Cité universitaire, Québec, le 18 août 1994. Une équipe formée de chercheurs de l'Université Laval et de l'Oregon Health Sciences University vient de mettre au point le premier test génétique permettant d'identifier les individus porteurs du gène causant la tyrosinémie héréditaire de type 1, une maladie fréquente au Québec, tout particulièrement dans la région du Saguenay-Lac-Saint-Jean où son incidence est la plus élevée au monde avec un cas par 1846 naissances. Les chercheurs Robert M. Tanguay, Maryse St-Louis, Sylvie Demers et Barbara Leclerc de la Faculté de médecine de l'Université Laval et leurs collègues américains Markus Grompe et Muhsen Al-Dhalmy annoncent la mise au point de ce test dans le dernier numéro de la revue New England Journal of Medicine.

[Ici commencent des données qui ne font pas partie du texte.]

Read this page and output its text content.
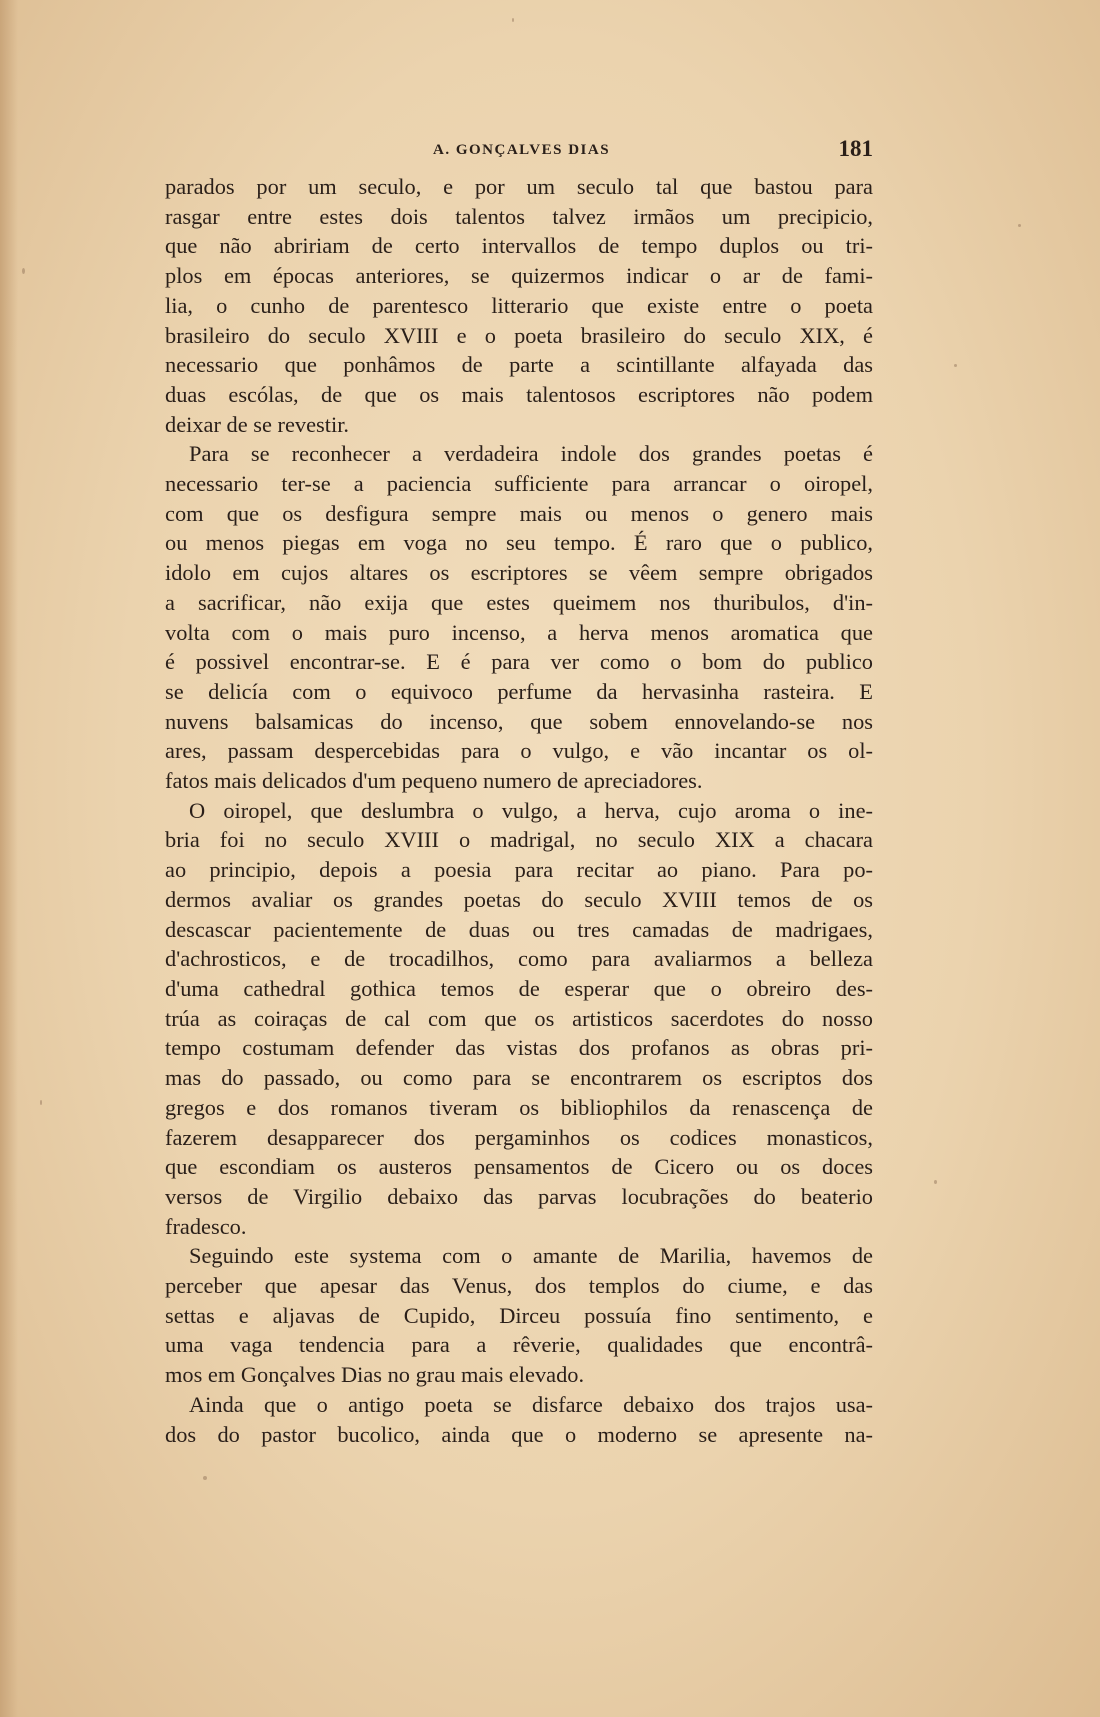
A. GONÇALVES DIAS	181
parados por um seculo, e por um seculo tal que bastou para
rasgar entre estes dois talentos talvez irmãos um precipicio,
que não abririam de certo intervallos de tempo duplos ou tri-
plos em épocas anteriores, se quizermos indicar o ar de fami-
lia, o cunho de parentesco litterario que existe entre o poeta
brasileiro do seculo XVIII e o poeta brasileiro do seculo XIX, é
necessario que ponhâmos de parte a scintillante alfayada das
duas escólas, de que os mais talentosos escriptores não podem
deixar de se revestir.
Para se reconhecer a verdadeira indole dos grandes poetas é
necessario ter-se a paciencia sufficiente para arrancar o oiropel,
com que os desfigura sempre mais ou menos o genero mais
ou menos piegas em voga no seu tempo. É raro que o publico,
idolo em cujos altares os escriptores se vêem sempre obrigados
a sacrificar, não exija que estes queimem nos thuribulos, d'in-
volta com o mais puro incenso, a herva menos aromatica que
é possivel encontrar-se. E é para ver como o bom do publico
se delicía com o equivoco perfume da hervasinha rasteira. E
nuvens balsamicas do incenso, que sobem ennovelando-se nos
ares, passam despercebidas para o vulgo, e vão incantar os ol-
fatos mais delicados d'um pequeno numero de apreciadores.
O oiropel, que deslumbra o vulgo, a herva, cujo aroma o ine-
bria foi no seculo XVIII o madrigal, no seculo XIX a chacara
ao principio, depois a poesia para recitar ao piano. Para po-
dermos avaliar os grandes poetas do seculo XVIII temos de os
descascar pacientemente de duas ou tres camadas de madrigaes,
d'achrosticos, e de trocadilhos, como para avaliarmos a belleza
d'uma cathedral gothica temos de esperar que o obreiro des-
trúa as coiraças de cal com que os artisticos sacerdotes do nosso
tempo costumam defender das vistas dos profanos as obras pri-
mas do passado, ou como para se encontrarem os escriptos dos
gregos e dos romanos tiveram os bibliophilos da renascença de
fazerem desapparecer dos pergaminhos os codices monasticos,
que escondiam os austeros pensamentos de Cicero ou os doces
versos de Virgilio debaixo das parvas locubrações do beaterio
fradesco.
Seguindo este systema com o amante de Marilia, havemos de
perceber que apesar das Venus, dos templos do ciume, e das
settas e aljavas de Cupido, Dirceu possuía fino sentimento, e
uma vaga tendencia para a rêverie, qualidades que encontrâ-
mos em Gonçalves Dias no grau mais elevado.
Ainda que o antigo poeta se disfarce debaixo dos trajos usa-
dos do pastor bucolico, ainda que o moderno se apresente na-
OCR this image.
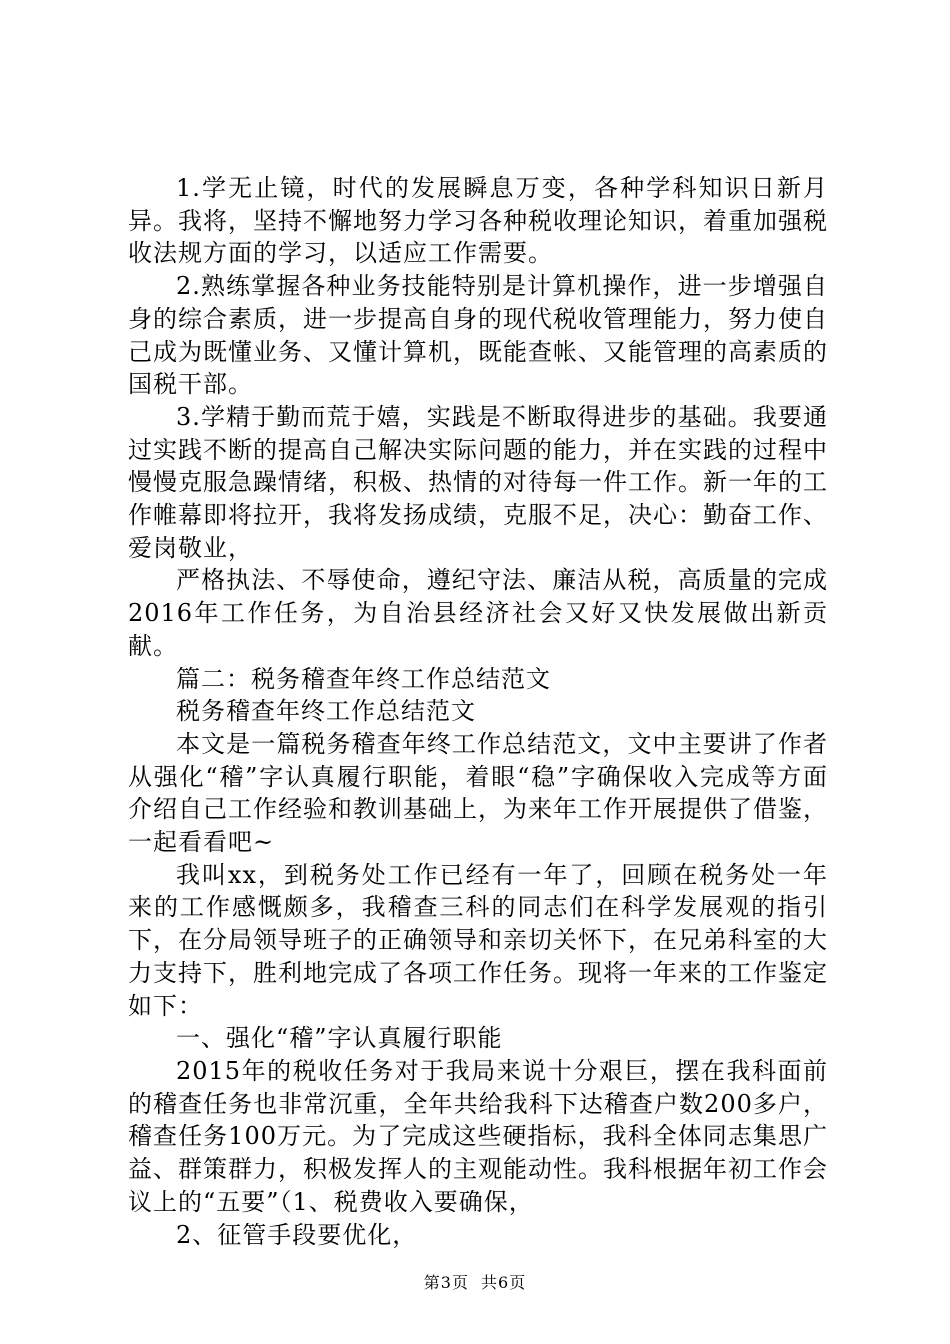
1.学无止镜，时代的发展瞬息万变，各种学科知识日新月异。我将，坚持不懈地努力学习各种税收理论知识，着重加强税收法规方面的学习，以适应工作需要。

2.熟练掌握各种业务技能特别是计算机操作，进一步增强自身的综合素质，进一步提高自身的现代税收管理能力，努力使自己成为既懂业务、又懂计算机，既能查帐、又能管理的高素质的国税干部。

3.学精于勤而荒于嬉，实践是不断取得进步的基础。我要通过实践不断的提高自己解决实际问题的能力，并在实践的过程中慢慢克服急躁情绪，积极、热情的对待每一件工作。新一年的工作帷幕即将拉开，我将发扬成绩，克服不足，决心：勤奋工作、爱岗敬业，

严格执法、不辱使命，遵纪守法、廉洁从税，高质量的完成2016年工作任务，为自治县经济社会又好又快发展做出新贡献。

篇二：税务稽查年终工作总结范文

税务稽查年终工作总结范文

本文是一篇税务稽查年终工作总结范文，文中主要讲了作者从强化“稽”字认真履行职能，着眼“稳”字确保收入完成等方面介绍自己工作经验和教训基础上，为来年工作开展提供了借鉴，一起看看吧~

我叫xx，到税务处工作已经有一年了，回顾在税务处一年来的工作感慨颇多，我稽查三科的同志们在科学发展观的指引下，在分局领导班子的正确领导和亲切关怀下，在兄弟科室的大力支持下，胜利地完成了各项工作任务。现将一年来的工作鉴定如下：

一、强化“稽”字认真履行职能

2015年的税收任务对于我局来说十分艰巨，摆在我科面前的稽查任务也非常沉重，全年共给我科下达稽查户数200多户，稽查任务100万元。为了完成这些硬指标，我科全体同志集思广益、群策群力，积极发挥人的主观能动性。我科根据年初工作会议上的“五要”（1、税费收入要确保，

2、征管手段要优化，

第3页 共6页
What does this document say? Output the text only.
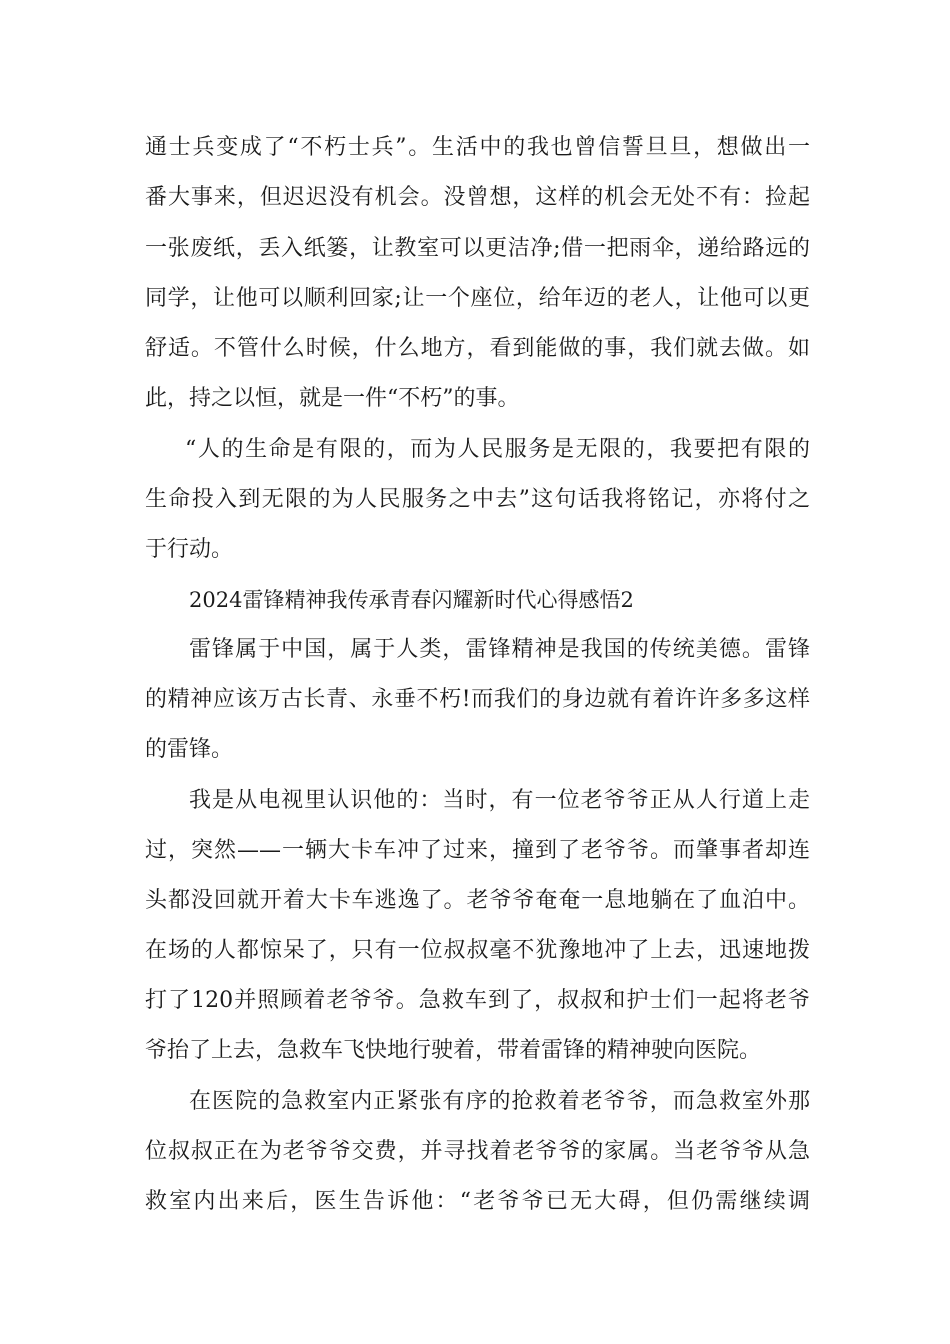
通士兵变成了“不朽士兵”。生活中的我也曾信誓旦旦，想做出一
番大事来，但迟迟没有机会。没曾想，这样的机会无处不有：捡起
一张废纸，丢入纸篓，让教室可以更洁净;借一把雨伞，递给路远的
同学，让他可以顺利回家;让一个座位，给年迈的老人，让他可以更
舒适。不管什么时候，什么地方，看到能做的事，我们就去做。如
此，持之以恒，就是一件“不朽”的事。
“人的生命是有限的，而为人民服务是无限的，我要把有限的
生命投入到无限的为人民服务之中去”这句话我将铭记，亦将付之
于行动。
2024雷锋精神我传承青春闪耀新时代心得感悟2
雷锋属于中国，属于人类，雷锋精神是我国的传统美德。雷锋
的精神应该万古长青、永垂不朽!而我们的身边就有着许许多多这样
的雷锋。
我是从电视里认识他的：当时，有一位老爷爷正从人行道上走
过，突然——一辆大卡车冲了过来，撞到了老爷爷。而肇事者却连
头都没回就开着大卡车逃逸了。老爷爷奄奄一息地躺在了血泊中。
在场的人都惊呆了，只有一位叔叔毫不犹豫地冲了上去，迅速地拨
打了120并照顾着老爷爷。急救车到了，叔叔和护士们一起将老爷
爷抬了上去，急救车飞快地行驶着，带着雷锋的精神驶向医院。
在医院的急救室内正紧张有序的抢救着老爷爷，而急救室外那
位叔叔正在为老爷爷交费，并寻找着老爷爷的家属。当老爷爷从急
救室内出来后，医生告诉他：“老爷爷已无大碍，但仍需继续调
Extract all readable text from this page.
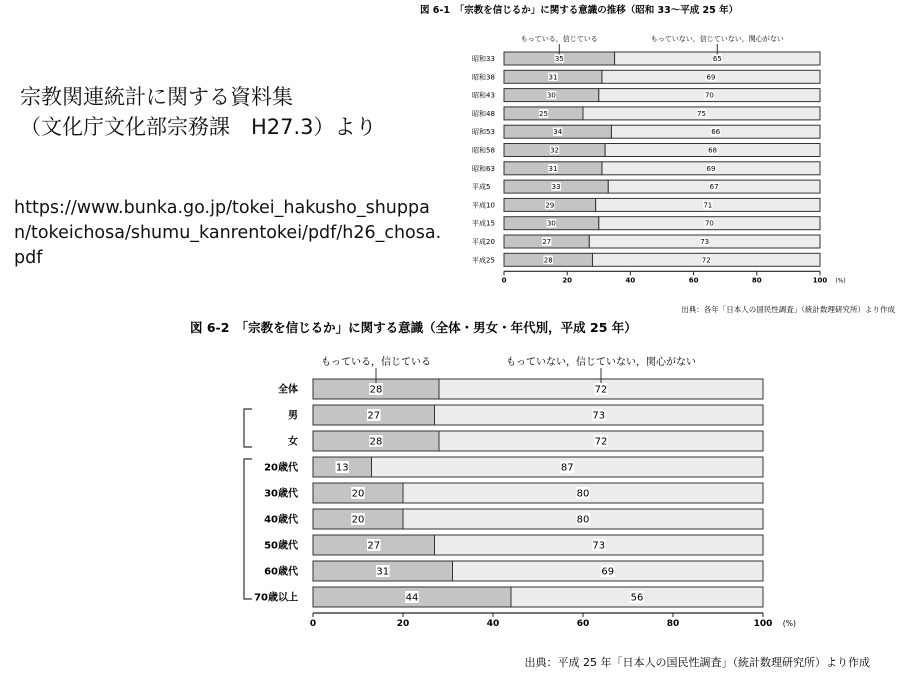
宗教関連統計に関する資料集
（文化庁文化部宗務課　H27.3）より
https://www.bunka.go.jp/tokei_hakusho_shuppan/tokeichosa/shumu_kanrentokei/pdf/h26_chosa.pdf
図 6-1　「宗教を信じるか」に関する意識の推移（昭和 33〜平成 25 年）
昭和33	35	65
昭和38	31	69
昭和43	30	70
昭和48	25	75
昭和53	34	66
昭和58	32	68
昭和63	31	69
平成5	33	67
平成10	29	71
平成15	30	70
平成20	27	73
平成25	28	72
もっている，信じている	もっていない，信じていない，関心がない
0	20	40	60	80	100 (%)
出典：各年「日本人の国民性調査」（統計数理研究所）より作成
図 6-2　「宗教を信じるか」に関する意識（全体・男女・年代別，平成 25 年）
全体	28	72
男	27	73
女	28	72
20歳代	13	87
30歳代	20	80
40歳代	20	80
50歳代	27	73
60歳代	31	69
70歳以上	44	56
もっている，信じている	もっていない，信じていない，関心がない
0	20	40	60	80	100 (%)
出典：平成 25 年「日本人の国民性調査」（統計数理研究所）より作成
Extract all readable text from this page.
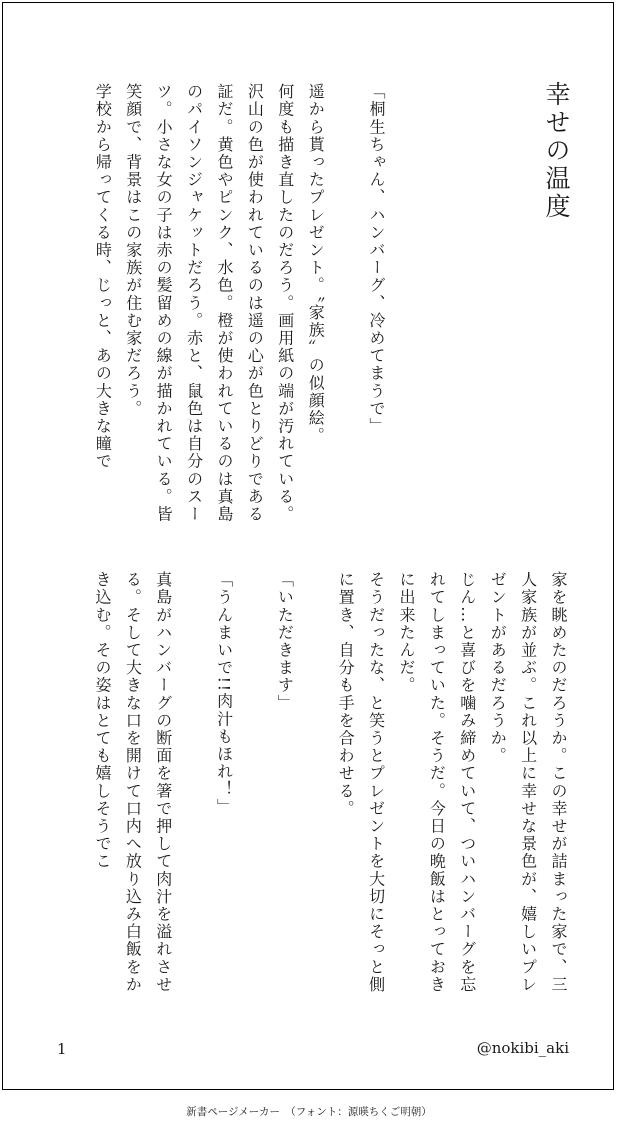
幸せの温度

「桐生ちゃん、ハンバーグ、冷めてまうで」

遥から貰ったプレゼント。〝家族〟の似顔絵。

何度も描き直したのだろう。画用紙の端が汚れている。沢山の色が使われているのは遥の心が色とりどりである証だ。黄色やピンク、水色。橙が使われているのは真島のパイソンジャケットだろう。赤と、鼠色は自分のスーツ。小さな女の子は赤の髪留めの線が描かれている。皆笑顔で、背景はこの家族が住む家だろう。

学校から帰ってくる時、じっと、あの大きな瞳で

家を眺めたのだろうか。この幸せが詰まった家で、三人家族が並ぶ。これ以上に幸せな景色が、嬉しいプレゼントがあるだろうか。

じん…と喜びを噛み締めていて、ついハンバーグを忘れてしまっていた。そうだ。今日の晩飯はとっておきに出来たんだ。

そうだったな、と笑うとプレゼントを大切にそっと側に置き、自分も手を合わせる。

「いただきます」

「うんまいで!!肉汁もほれ！」

真島がハンバーグの断面を箸で押して肉汁を溢れさせる。そして大きな口を開けて口内へ放り込み白飯をかき込む。その姿はとても嬉しそうでこ

1	@nokibi_aki
新書ページメーカー　（フォント：源暎ちくご明朝）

La tyrosinémie héréditaire cause des problèmes de foie et de reins dès la naissance et les personnes qui en sont atteintes atteignent rarement l'âge adulte. Les individus porteurs, c'est-à-dire ceux qui n'ont qu'une seule copie du gène défectueux plutôt que deux copies comme les individus atteints, ne présentent aucun symptôme et jusqu'à maintenant, il n'y avait pas de façon sûre de les identifier. Au Québec, une personne sur 66 serait porteuse du gène défectueux et cette incidence grimperait même à une personne sur 25 au Saguenay-Lac-Saint-Jean. Le nouveau test produit grâce aux outils du génie génétique permettra aux individus qui, en raison d'antécédents familiaux, croient être porteurs du gène défectueux, de connaître leur véritable condition et de prendre une décision éclairée lorsqu'ils choisiront d'avoir ou non des enfants. Le test permet également un diagnostic prénatal précoce des embryons atteints de tyrosinémie.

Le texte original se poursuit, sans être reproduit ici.